TfIdfMongo.prototype.__reduceIdf = function(key,values) {

    var result = {count:values.length,occurrence:0}

    for(var i=0;i<values.length;i++) {

        if(values[i]==1) {
            result.occurrence += 1
        }
    }

    return result
}



module.exports = TfIdfMongo

Our test show case

var TfIdf = require('./TfIdf')
var TfIdfMongo = require('./TfIdfMongo')

var tfIdf = new TfIdf()

var docs = [["latest","sprint"],["lair","laugh","fault"],["lemma","on"]]


console.log("The results are "+JSON.stringify(tfIdf.tfIdf(docs,"la")))

var tfIdfMongo = new TfIdfMongo()

tfIdfMongo.tfIdf("la",function(err,results) {


    console.log("The results are "+JSON.stringify(results))

})

And we get the same results for both cases.

The results are [{"weight":0.2027325540540822,"doc":["latest","sprint"]},{"weight":0.27031007207210955,"doc":["lair","laugh","fault"]},{"weight":0,"doc":["lemma","on"]}]
The results are [{"_id":{"_id":"55f46602947446bb1a7f7933","words":["latest","sprint"]},"value":0.2027325540540822},{"_id":{"_id":"55f46602947446bb1a7f7934","words":["lair","laugh","fault"]},"value":0.27031007207210955},{"_id":{"_id":"55f46602947446bb1a7f7935","words":["lemma","on"]},"value":0}]

Why Should I use map reduce for this problem?
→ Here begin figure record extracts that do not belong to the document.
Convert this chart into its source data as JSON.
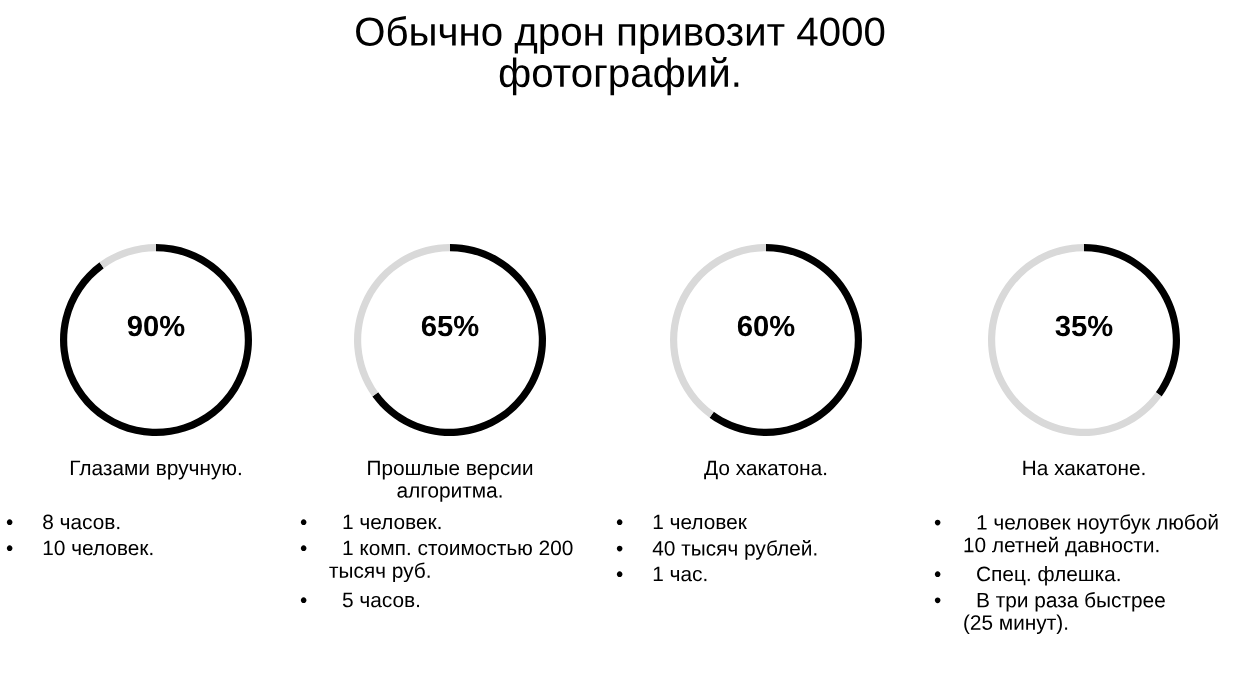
{
  "chart_data": [
    {
      "type": "donut",
      "title": "Обычно дрон привозит 4000\nфотографий.",
      "categories": [
        null,
        null
      ],
      "values": [
        90,
        10
      ],
      "colors": [
        "#000000",
        "#d9d9d9"
      ],
      "value_labels": [
        "90%",
        null
      ],
      "annotations": [
        "Глазами вручную.",
        "•     8 часов.",
        "•     10 человек."
      ]
    },
    {
      "type": "donut",
      "categories": [
        null,
        null
      ],
      "values": [
        65,
        35
      ],
      "colors": [
        "#000000",
        "#d9d9d9"
      ],
      "value_labels": [
        "65%",
        null
      ],
      "annotations": [
        "Прошлые версии\nалгоритма.",
        "•      1 человек.",
        "•      1 комп. стоимостью 200\n     тысяч руб.",
        "•      5 часов."
      ]
    },
    {
      "type": "donut",
      "categories": [
        null,
        null
      ],
      "values": [
        60,
        40
      ],
      "colors": [
        "#000000",
        "#d9d9d9"
      ],
      "value_labels": [
        "60%",
        null
      ],
      "annotations": [
        "До хакатона.",
        "•     1 человек",
        "•     40 тысяч рублей.",
        "•     1 час."
      ]
    },
    {
      "type": "donut",
      "categories": [
        null,
        null
      ],
      "values": [
        35,
        65
      ],
      "colors": [
        "#000000",
        "#d9d9d9"
      ],
      "value_labels": [
        "35%",
        null
      ],
      "annotations": [
        "На хакатоне.",
        "•      1 человек ноутбук любой\n     10 летней давности.",
        "•      Спец. флешка.",
        "•      В три раза быстрее\n     (25 минут)."
      ]
    }
  ]
}
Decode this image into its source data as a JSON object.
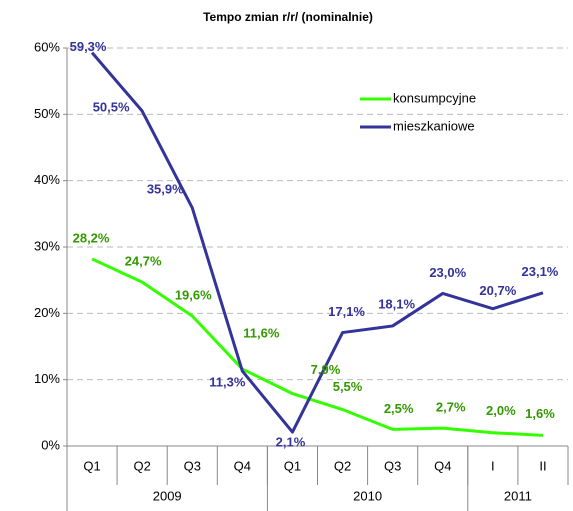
{
  "chart_data": {
    "type": "line",
    "title": "Tempo zmian r/r/ (nominalnie)",
    "categories": [
      "Q1",
      "Q2",
      "Q3",
      "Q4",
      "Q1",
      "Q2",
      "Q3",
      "Q4",
      "I",
      "II"
    ],
    "category_groups": [
      {
        "name": "2009",
        "count": 4
      },
      {
        "name": "2010",
        "count": 4
      },
      {
        "name": "2011",
        "count": 2
      }
    ],
    "series": [
      {
        "name": "konsumpcyjne",
        "color": "#33ff00",
        "label_color": "#339900",
        "values": [
          28.2,
          24.7,
          19.6,
          11.6,
          7.9,
          5.5,
          2.5,
          2.7,
          2.0,
          1.6
        ],
        "value_labels": [
          "28,2%",
          "24,7%",
          "19,6%",
          "11,6%",
          "7,9%",
          "5,5%",
          "2,5%",
          "2,7%",
          "2,0%",
          "1,6%"
        ]
      },
      {
        "name": "mieszkaniowe",
        "color": "#333399",
        "label_color": "#333399",
        "values": [
          59.3,
          50.5,
          35.9,
          11.3,
          2.1,
          17.1,
          18.1,
          23.0,
          20.7,
          23.1
        ],
        "value_labels": [
          "59,3%",
          "50,5%",
          "35,9%",
          "11,3%",
          "2,1%",
          "17,1%",
          "18,1%",
          "23,0%",
          "20,7%",
          "23,1%"
        ]
      }
    ],
    "ylim": [
      0,
      60
    ],
    "yticks": [
      {
        "value": 0,
        "label": "0%"
      },
      {
        "value": 10,
        "label": "10%"
      },
      {
        "value": 20,
        "label": "20%"
      },
      {
        "value": 30,
        "label": "30%"
      },
      {
        "value": 40,
        "label": "40%"
      },
      {
        "value": 50,
        "label": "50%"
      },
      {
        "value": 60,
        "label": "60%"
      }
    ],
    "grid": true,
    "legend": "upper right"
  }
}
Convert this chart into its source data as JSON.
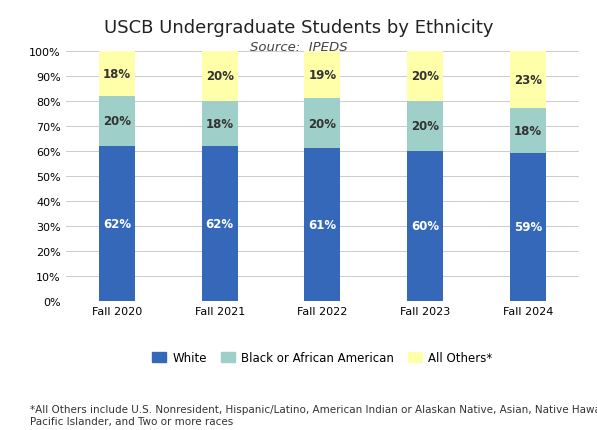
{
  "title": "USCB Undergraduate Students by Ethnicity",
  "subtitle": "Source:  IPEDS",
  "categories": [
    "Fall 2020",
    "Fall 2021",
    "Fall 2022",
    "Fall 2023",
    "Fall 2024"
  ],
  "series": {
    "White": [
      62,
      62,
      61,
      60,
      59
    ],
    "Black or African American": [
      20,
      18,
      20,
      20,
      18
    ],
    "All Others*": [
      18,
      20,
      19,
      20,
      23
    ]
  },
  "colors": {
    "White": "#3568B8",
    "Black or African American": "#9ECFC8",
    "All Others*": "#FFFFAA"
  },
  "ylim": [
    0,
    100
  ],
  "yticks": [
    0,
    10,
    20,
    30,
    40,
    50,
    60,
    70,
    80,
    90,
    100
  ],
  "ytick_labels": [
    "0%",
    "10%",
    "20%",
    "30%",
    "40%",
    "50%",
    "60%",
    "70%",
    "80%",
    "90%",
    "100%"
  ],
  "footnote": "*All Others include U.S. Nonresident, Hispanic/Latino, American Indian or Alaskan Native, Asian, Native Hawaiian or Other\nPacific Islander, and Two or more races",
  "background_color": "#FFFFFF",
  "bar_label_color_white": "#FFFFFF",
  "bar_label_color_others": "#333333",
  "title_fontsize": 13,
  "subtitle_fontsize": 9.5,
  "label_fontsize": 8.5,
  "tick_fontsize": 8,
  "legend_fontsize": 8.5,
  "footnote_fontsize": 7.5,
  "bar_width": 0.35
}
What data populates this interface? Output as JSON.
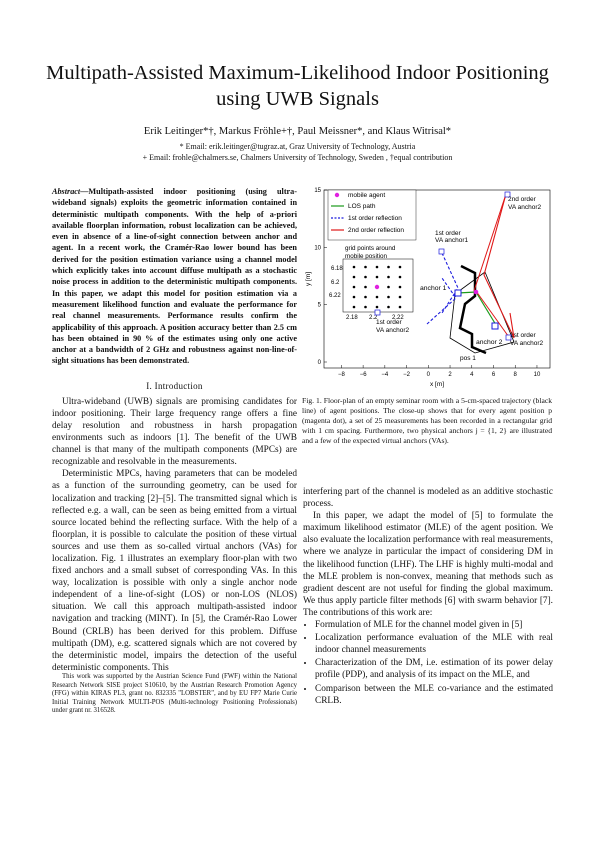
{
  "title": "Multipath-Assisted Maximum-Likelihood Indoor Positioning using UWB Signals",
  "authors": "Erik Leitinger*†, Markus Fröhle+†, Paul Meissner*, and Klaus Witrisal*",
  "affil1": "* Email: erik.leitinger@tugraz.at, Graz University of Technology, Austria",
  "affil2": "+ Email: frohle@chalmers.se, Chalmers University of Technology, Sweden , †equal contribution",
  "abstract_label": "Abstract",
  "abstract": "—Multipath-assisted indoor positioning (using ultra-wideband signals) exploits the geometric information contained in deterministic multipath components. With the help of a-priori available floorplan information, robust localization can be achieved, even in absence of a line-of-sight connection between anchor and agent. In a recent work, the Cramér-Rao lower bound has been derived for the position estimation variance using a channel model which explicitly takes into account diffuse multipath as a stochastic noise process in addition to the deterministic multipath components. In this paper, we adapt this model for position estimation via a measurement likelihood function and evaluate the performance for real channel measurements. Performance results confirm the applicability of this approach. A position accuracy better than 2.5 cm has been obtained in 90 % of the estimates using only one active anchor at a bandwidth of 2 GHz and robustness against non-line-of-sight situations has been demonstrated.",
  "section1": "I. Introduction",
  "intro_p1": "Ultra-wideband (UWB) signals are promising candidates for indoor positioning. Their large frequency range offers a fine delay resolution and robustness in harsh propagation environments such as indoors [1]. The benefit of the UWB channel is that many of the multipath components (MPCs) are recognizable and resolvable in the measurements.",
  "intro_p2": "Deterministic MPCs, having parameters that can be modeled as a function of the surrounding geometry, can be used for localization and tracking [2]–[5]. The transmitted signal which is reflected e.g. a wall, can be seen as being emitted from a virtual source located behind the reflecting surface. With the help of a floorplan, it is possible to calculate the position of these virtual sources and use them as so-called virtual anchors (VAs) for localization. Fig. 1 illustrates an exemplary floor-plan with two fixed anchors and a small subset of corresponding VAs. In this way, localization is possible with only a single anchor node independent of a line-of-sight (LOS) or non-LOS (NLOS) situation. We call this approach multipath-assisted indoor navigation and tracking (MINT). In [5], the Cramér-Rao Lower Bound (CRLB) has been derived for this problem. Diffuse multipath (DM), e.g. scattered signals which are not covered by the deterministic model, impairs the detection of the useful deterministic components. This",
  "footnote": "This work was supported by the Austrian Science Fund (FWF) within the National Research Network SISE project S10610, by the Austrian Research Promotion Agency (FFG) within KIRAS PL3, grant no. 832335 \"LOBSTER\", and by EU FP7 Marie Curie Initial Training Network MULTI-POS (Multi-technology Positioning Professionals) under grant nr. 316528.",
  "fig_caption": "Fig. 1.   Floor-plan of an empty seminar room with a 5-cm-spaced trajectory (black line) of agent positions. The close-up shows that for every agent position p (magenta dot), a set of 25 measurements has been recorded in a rectangular grid with 1 cm spacing. Furthermore, two physical anchors j = {1, 2} are illustrated and a few of the expected virtual anchors (VAs).",
  "right_p1": "interfering part of the channel is modeled as an additive stochastic process.",
  "right_p2": "In this paper, we adapt the model of [5] to formulate the maximum likelihood estimator (MLE) of the agent position. We also evaluate the localization performance with real measurements, where we analyze in particular the impact of considering DM in the likelihood function (LHF). The LHF is highly multi-modal and the MLE problem is non-convex, meaning that methods such as gradient descent are not useful for finding the global maximum. We thus apply particle filter methods [6] with swarm behavior [7]. The contributions of this work are:",
  "contributions": [
    "Formulation of MLE for the channel model given in [5]",
    "Localization performance evaluation of the MLE with real indoor channel measurements",
    "Characterization of the DM, i.e. estimation of its power delay profile (PDP), and analysis of its impact on the MLE, and",
    "Comparison between the MLE co-variance and the estimated CRLB."
  ],
  "figure": {
    "legend": [
      "mobile agent",
      "LOS path",
      "1st order reflection",
      "2nd order reflection"
    ],
    "xlabel": "x [m]",
    "ylabel": "y [m]",
    "xticks": [
      "−8",
      "−6",
      "−4",
      "−2",
      "0",
      "2",
      "4",
      "6",
      "8",
      "10"
    ],
    "yticks": [
      "0",
      "5",
      "10",
      "15"
    ],
    "grid_label_1": "grid points around",
    "grid_label_2": "mobile position",
    "grid_y": [
      "6.22",
      "6.2",
      "6.18"
    ],
    "grid_x": [
      "2.18",
      "2.2",
      "2.22"
    ],
    "anchor1": "anchor 1",
    "anchor2": "anchor 2",
    "pos1": "pos 1",
    "va_labels": [
      "1st order VA anchor1",
      "2nd order VA anchor2",
      "1st order VA anchor2",
      "1st order VA anchor2"
    ],
    "colors": {
      "agent": "#e020e0",
      "los": "#1a9a1a",
      "first": "#1a1add",
      "second": "#e01818"
    }
  }
}
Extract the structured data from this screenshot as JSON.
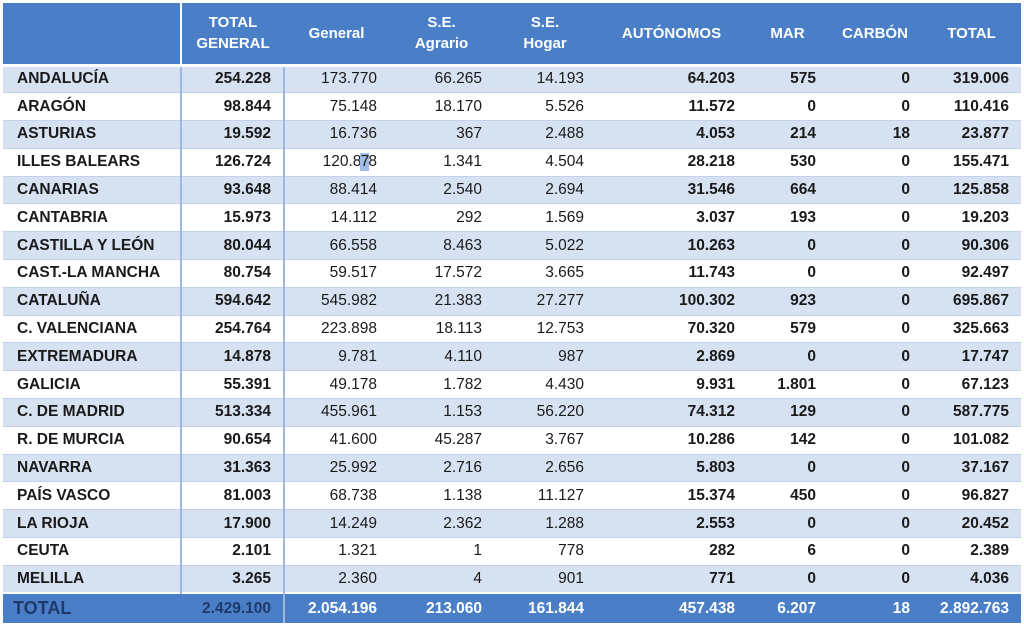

The tf-idf ranking problem, is a problem which includes computations, that can be parallelised.
The sequential approach could be an option for other environments but for Node.js there are many drawbacks.
Node.js is a single threaded environment, it was not designed for heavy computational tasks.
Its magic has to do with how good it executes I/O operations.
Consider the scenario of a large data set problem.
While the Node.js process would be executing the time consuming computations, the requests issued won’t be able to be executed appropriately.
However there are some workarounds for solutions based on Node.js, such as spawning extra nodes and implement a way of communication between them.

To sum up

Map reduce fits well to the ranking problem. Not only it takes away much of the computational overhead but also from the implementation overhead.